15. Upon information and belief, on August 5, 2006, Defendants were notified by a third
party of the relevant terms of the GPL and Defendant?s infringement thereof. This notification was provided via an e-mail requesting the complete and corresponding source code of the GPL-licensed software on an Infringing Product."
Now, the designated donee beneficiaries of the GPL are obviously "all third parties". Clearly the plaintiffs are "parties in privity" in the GPL contract and cannot be members of the class "all third parties." Therefore the plaintiffs can suffer no injury by the source code not being made available to "all third parties".
The Supreme Court in 1975 ruled:
"Apart from this minimum constitutional mandate, this Court has recognized other limits on the class of persons who may invoke the courts' decisional and remedial powers. First, the Court has held that when the asserted harm is a "generalized grievance" shared in substantially equal measure by all or a large class of citizens, that harm alone normally does not warrant exercise of jurisdiction.

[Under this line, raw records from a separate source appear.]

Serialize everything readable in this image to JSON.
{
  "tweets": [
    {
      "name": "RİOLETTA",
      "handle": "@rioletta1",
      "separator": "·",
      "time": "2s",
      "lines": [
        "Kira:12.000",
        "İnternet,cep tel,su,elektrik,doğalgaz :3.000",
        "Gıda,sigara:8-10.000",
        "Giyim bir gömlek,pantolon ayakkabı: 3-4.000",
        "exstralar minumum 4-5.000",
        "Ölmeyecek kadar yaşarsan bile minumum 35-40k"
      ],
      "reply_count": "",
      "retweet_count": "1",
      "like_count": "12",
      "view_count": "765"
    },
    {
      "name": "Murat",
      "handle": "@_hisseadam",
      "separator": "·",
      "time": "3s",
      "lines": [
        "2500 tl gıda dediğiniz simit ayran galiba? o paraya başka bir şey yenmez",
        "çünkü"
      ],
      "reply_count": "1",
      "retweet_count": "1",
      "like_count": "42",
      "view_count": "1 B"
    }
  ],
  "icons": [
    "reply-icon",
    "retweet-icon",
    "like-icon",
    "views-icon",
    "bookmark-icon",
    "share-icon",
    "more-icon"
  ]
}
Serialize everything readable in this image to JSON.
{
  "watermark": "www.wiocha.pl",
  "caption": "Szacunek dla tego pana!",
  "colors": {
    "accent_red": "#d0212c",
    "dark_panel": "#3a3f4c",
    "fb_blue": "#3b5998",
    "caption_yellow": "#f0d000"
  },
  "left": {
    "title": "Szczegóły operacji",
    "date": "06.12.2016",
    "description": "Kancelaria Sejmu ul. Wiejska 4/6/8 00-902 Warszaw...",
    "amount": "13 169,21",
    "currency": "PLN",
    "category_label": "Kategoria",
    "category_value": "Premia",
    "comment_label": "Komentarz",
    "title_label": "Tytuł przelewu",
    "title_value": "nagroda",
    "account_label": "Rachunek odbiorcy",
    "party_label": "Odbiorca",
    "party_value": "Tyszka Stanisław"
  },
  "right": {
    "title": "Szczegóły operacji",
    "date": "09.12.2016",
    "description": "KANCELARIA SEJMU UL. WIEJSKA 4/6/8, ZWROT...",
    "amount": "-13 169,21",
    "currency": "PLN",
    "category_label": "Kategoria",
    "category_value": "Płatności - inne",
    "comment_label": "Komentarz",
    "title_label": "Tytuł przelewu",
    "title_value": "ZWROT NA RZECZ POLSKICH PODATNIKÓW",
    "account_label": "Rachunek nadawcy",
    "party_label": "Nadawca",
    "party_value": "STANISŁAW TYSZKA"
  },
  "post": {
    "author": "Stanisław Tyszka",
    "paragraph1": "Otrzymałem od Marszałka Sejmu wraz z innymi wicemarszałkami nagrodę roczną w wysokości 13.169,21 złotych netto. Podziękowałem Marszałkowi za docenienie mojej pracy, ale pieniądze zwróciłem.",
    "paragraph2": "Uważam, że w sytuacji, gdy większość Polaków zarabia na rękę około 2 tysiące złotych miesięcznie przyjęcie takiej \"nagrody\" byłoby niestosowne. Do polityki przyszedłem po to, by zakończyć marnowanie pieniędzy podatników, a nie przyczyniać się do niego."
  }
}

Second, even when the plaintiff has alleged injury sufficient to meet the "case or controversy" requirement, this Court has held that the plaintiff generally must assert his own legal rights and interests, and cannot rest his claim to relief on the legal rights or interests of third parties." Warth v. Seldin 422 U.S. 490 (1975)
http://72.41.57.74/standing.html
The only people with legal "standing" to complain about a violation of the GPL are the third party donee beneficiaries.
Sorry but the GPL model is broken. Bluffing in federal court only works until a defendant actually files a Motion to Dismiss.